Some of the initial reactions to the NHL’s mumps outbreak that has hit at least 17 players were surprise and confusion.
Isn’t that the disease that everyone gets vaccinated for when they’re young?
The one that’s been all but extinct since the late 1960s?
How is it that the NHL of all places, populated by some of the healthiest people on the planet with access to state of the art facilities and medical care, being victimized by this illness?
Over the past couple months, we’ve had our assumptions corrected while watching elite players Corey Perry and Sidney Crosby be sent to the sidelines. It’s not unfair to say that, at least in terms of the NHL, 2014 was the year of the mumps.
The illness has spread fast and furious with many fans now realizing that while the vaccine is effective, it doesn’t provide complete immunity. Players work in close quarters with each other and victims of the disease will be contagious before the telltale swelling of the salivary glands begin, so it’s easy to see why the NHL’s had such a tough time getting this disease under its thumb. The fact mumps can be spread before you know you have it is a problem that has elevated this beyond the status of an ordinary injury.
As Pens forward Beau Bennett realized, this outbreak has the potential to extend beyond the hockey world. Bennett visited a children’s hospital before he realized he had the mumps and that led to kids being put into isolation, per the National Post. In response to that, other teams — like the New York Islanders — postponed their scheduled holiday hospital visits, as Newsday reported.
All that being said, the mumps are still uncharted waters.
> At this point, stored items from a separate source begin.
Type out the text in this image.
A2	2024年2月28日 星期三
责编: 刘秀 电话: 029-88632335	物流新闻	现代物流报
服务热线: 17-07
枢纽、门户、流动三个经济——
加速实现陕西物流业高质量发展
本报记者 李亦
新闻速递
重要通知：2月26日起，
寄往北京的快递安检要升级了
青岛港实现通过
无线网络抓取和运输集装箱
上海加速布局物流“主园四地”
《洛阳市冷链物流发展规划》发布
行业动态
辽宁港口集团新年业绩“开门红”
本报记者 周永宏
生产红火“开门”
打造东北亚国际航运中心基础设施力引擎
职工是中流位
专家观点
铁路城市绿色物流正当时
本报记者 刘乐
While relatively isolated outbreaks aren’t an unheard of occurrence in recent years, this is the first time it’s plagued a professional sports league, according to ESPN. You can bet the NFL and NBA are keeping a close eye on the situation now that that glass ceiling has been shattered, so to speak.
While this disease has already sidelined more than a dozen players, led to several others being put into precautionary quarantine, and put the spotlight on a disease many assumed was no longer an issue, perhaps the biggest thing to keep in mind is that this might not just be a NHL story. This isn’t just something that has happened and can be reflected on — this is an ongoing, breaking news situation that has the potential to remain in the forefront for a while.
The CDC’s Dr. Greg Wallace, who leads their domestic measles, mumps, rubella and polio team, said that the NHL would need to go about 50 days without a new case before the outbreak can be seen as over. Given that new diagnoses are still being made, it’s hard to say when we’ll get to that point.
What we can say for certain is that the mumps have been an unfortunate, but huge part of the 2014-15 campaign.